Fußball: Landesliga-Trio ist komplett gefährdet
VON KURT THEUERZEIT - zuletzt aktualisiert: 04.05.2007Der 1. FC gehört seit Jahrzehnten zum Inventar der Landesliga. Die Fortunen starteten diesmal als Neuling sensationell in die Saison, Abstieg war kein Thema. Darüber machte sich auch in Odenkirchen keiner Sorgen, denn Trainer Peter Schleuter würde es schon richten. Und nun kurz vor Saisonende ist das komplette Trio gefährdet. Gleich alle drei Mönchengladbacher Vereine könnten absteigen, obwohl Pascha Spor Krefeld als Schlusslicht bereits für die Rückkehr in die Bezirksliga feststeht.

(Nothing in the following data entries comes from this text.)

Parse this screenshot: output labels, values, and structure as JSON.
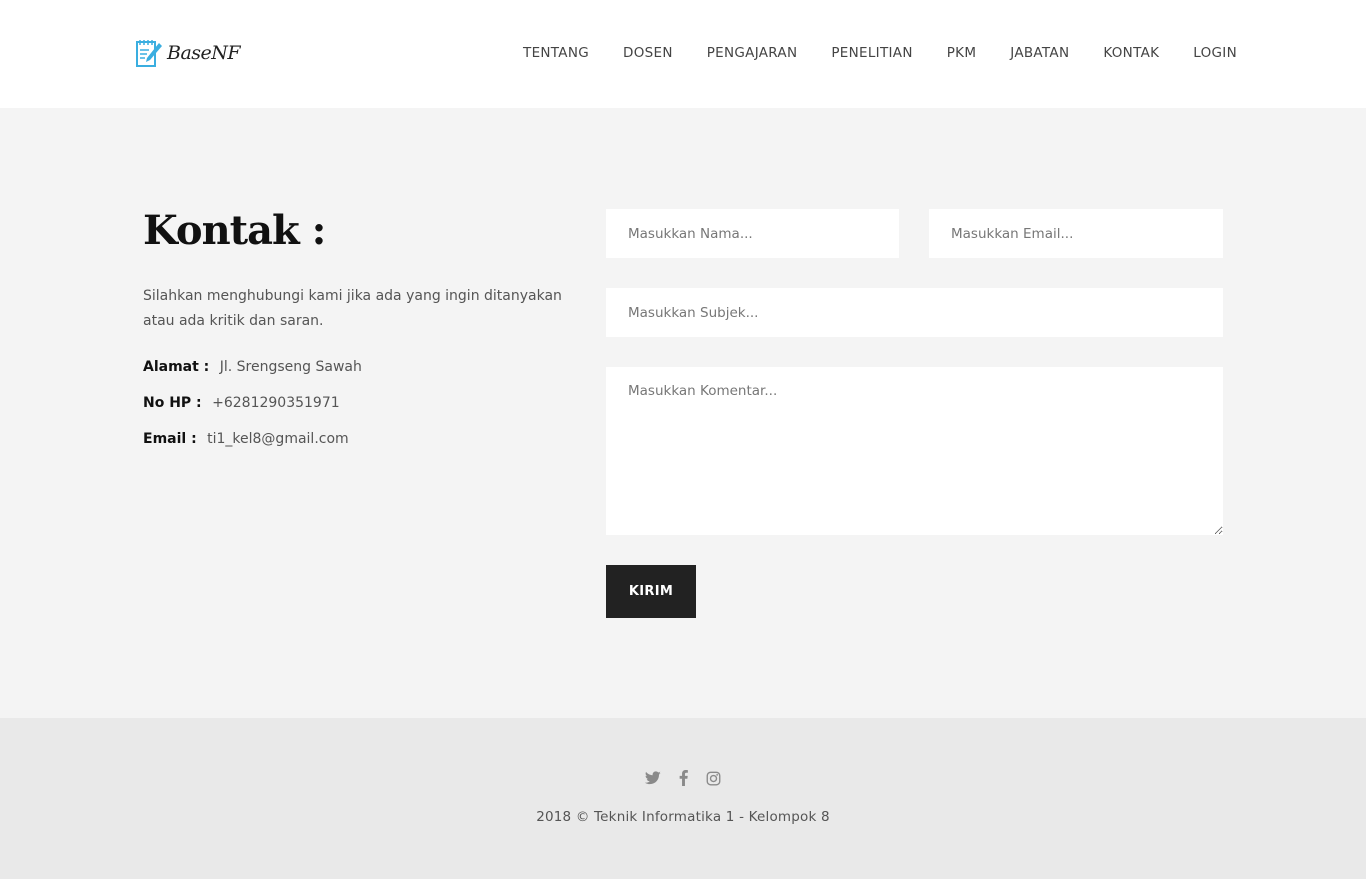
{
  "header": {
    "logo_text": "BaseNF",
    "nav": [
      {
        "label": "TENTANG"
      },
      {
        "label": "DOSEN"
      },
      {
        "label": "PENGAJARAN"
      },
      {
        "label": "PENELITIAN"
      },
      {
        "label": "PKM"
      },
      {
        "label": "JABATAN"
      },
      {
        "label": "KONTAK"
      },
      {
        "label": "LOGIN"
      }
    ]
  },
  "contact": {
    "title": "Kontak :",
    "description": "Silahkan menghubungi kami jika ada yang ingin ditanyakan atau ada kritik dan saran.",
    "address_label": "Alamat :",
    "address_value": "Jl. Srengseng Sawah",
    "phone_label": "No HP :",
    "phone_value": "+6281290351971",
    "email_label": "Email :",
    "email_value": "ti1_kel8@gmail.com"
  },
  "form": {
    "name_placeholder": "Masukkan Nama...",
    "email_placeholder": "Masukkan Email...",
    "subject_placeholder": "Masukkan Subjek...",
    "comment_placeholder": "Masukkan Komentar...",
    "submit_label": "KIRIM"
  },
  "footer": {
    "social_icons": [
      "twitter-icon",
      "facebook-icon",
      "instagram-icon"
    ],
    "copyright": "2018 © Teknik Informatika 1 - Kelompok 8"
  },
  "colors": {
    "header_bg": "#ffffff",
    "section_bg": "#f4f4f4",
    "footer_bg": "#e9e9e9",
    "button_bg": "#222222",
    "logo_accent": "#3aaee0"
  }
}
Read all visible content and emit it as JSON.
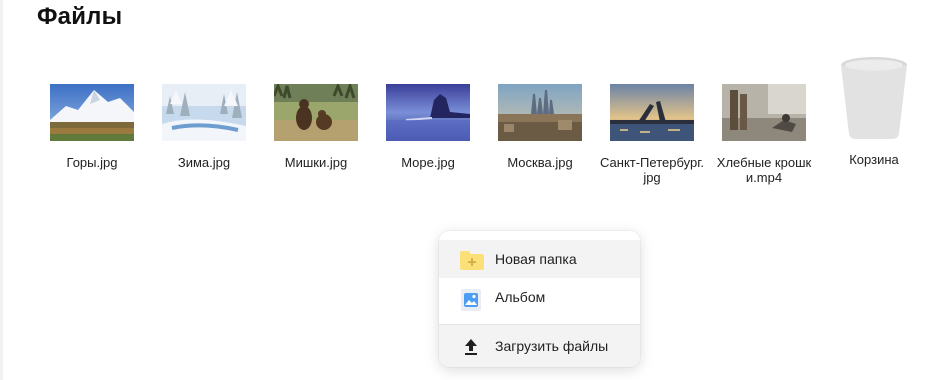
{
  "page": {
    "title": "Файлы"
  },
  "files": [
    {
      "name": "Горы.jpg",
      "thumb": "mountains-thumbnail"
    },
    {
      "name": "Зима.jpg",
      "thumb": "winter-thumbnail"
    },
    {
      "name": "Мишки.jpg",
      "thumb": "bears-thumbnail"
    },
    {
      "name": "Море.jpg",
      "thumb": "sea-thumbnail"
    },
    {
      "name": "Москва.jpg",
      "thumb": "moscow-thumbnail"
    },
    {
      "name": "Санкт-Петербург.jpg",
      "thumb": "saint-petersburg-thumbnail"
    },
    {
      "name": "Хлебные крошки.mp4",
      "thumb": "video-thumbnail"
    }
  ],
  "trash": {
    "label": "Корзина",
    "icon": "trash-bin-icon"
  },
  "context_menu": {
    "new_folder": {
      "label": "Новая папка",
      "icon": "folder-plus-icon"
    },
    "album": {
      "label": "Альбом",
      "icon": "album-icon"
    },
    "upload": {
      "label": "Загрузить файлы",
      "icon": "upload-icon"
    }
  },
  "colors": {
    "folder": "#fbe07a",
    "album": "#4e9df5",
    "menu_highlight": "#f3f3f3",
    "trash": "#e2e2e2"
  }
}
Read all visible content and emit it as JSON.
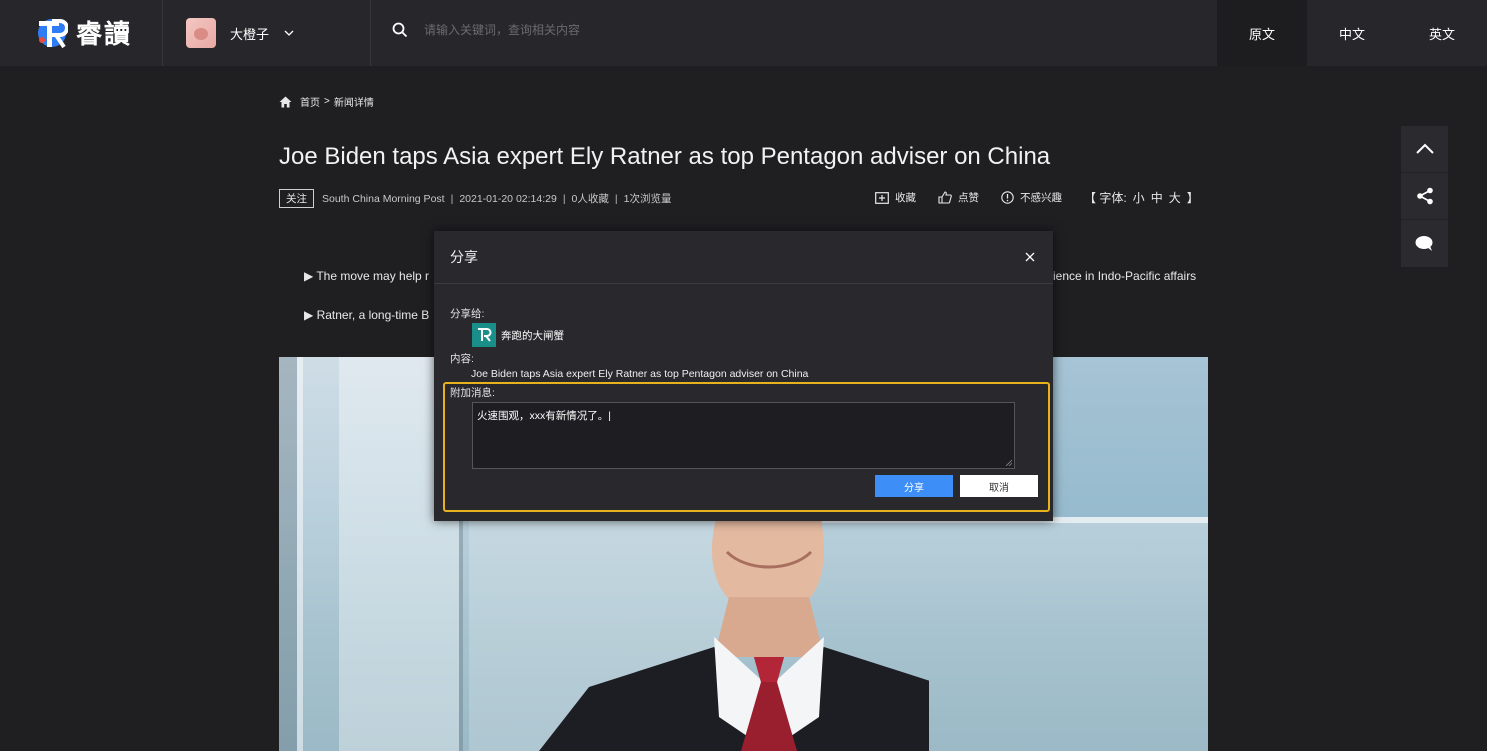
{
  "header": {
    "logo_text": "睿讀",
    "user_name": "大橙子",
    "search_placeholder": "请输入关键词，查询相关内容",
    "lang_tabs": [
      {
        "label": "原文",
        "active": true
      },
      {
        "label": "中文",
        "active": false
      },
      {
        "label": "英文",
        "active": false
      }
    ]
  },
  "breadcrumb": {
    "home": "首页",
    "separator": ">",
    "current": "新闻详情"
  },
  "article": {
    "title": "Joe Biden taps Asia expert Ely Ratner as top Pentagon adviser on China",
    "follow_label": "关注",
    "source": "South China Morning Post",
    "date": "2021-01-20 02:14:29",
    "favorites": "0人收藏",
    "views": "1次浏览量",
    "meta_separator": "|",
    "bullets": [
      {
        "prefix": "▶ The move may help r",
        "suffix": "ience in Indo-Pacific affairs"
      },
      {
        "prefix": "▶ Ratner, a long-time B",
        "suffix": ""
      }
    ]
  },
  "actions": {
    "collect": "收藏",
    "like": "点赞",
    "not_interested": "不感兴趣",
    "font_label_open": "【 字体:",
    "font_small": "小",
    "font_medium": "中",
    "font_large": "大",
    "font_label_close": "】"
  },
  "modal": {
    "title": "分享",
    "share_to_label": "分享给:",
    "recipient_name": "奔跑的大闸蟹",
    "content_label": "内容:",
    "content_text": "Joe Biden taps Asia expert Ely Ratner as top Pentagon adviser on China",
    "extra_label": "附加消息:",
    "extra_message": "火速围观，xxx有新情况了。|",
    "share_button": "分享",
    "cancel_button": "取消"
  },
  "colors": {
    "accent_blue": "#3e8ef7",
    "highlight_yellow": "#e8b21e",
    "background": "#1f1f22",
    "topbar": "#27272b",
    "brand_teal": "#1a8f8a"
  }
}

„Schuld“ daran, dass nun vier Landesligisten absteigen könnten, ist Borussias Zweitvertretung in der Regionalliga. Deren Abstieg steht ebenso fest wie der Leverkusens. Das hat Auswirkungen auf die Oberliga. Dort steht Solingen als Absteiger in die Verbandsliga Niederrhein fest. Gefährdet sind noch VfB Homberg, 1. FC Bocholt und aus dem Verband Mittelrhein Bergisch Gladbach. Erwischt es die Bergischen, bleibt es in der Verbandsliga und in den drei Landesligen bei jeweils drei Absteigern. Müssen Homberg oder Bocholt nach unten, steigen vier Mannschaften aus der Verbandsliga und zehn aus den Landesligen ab.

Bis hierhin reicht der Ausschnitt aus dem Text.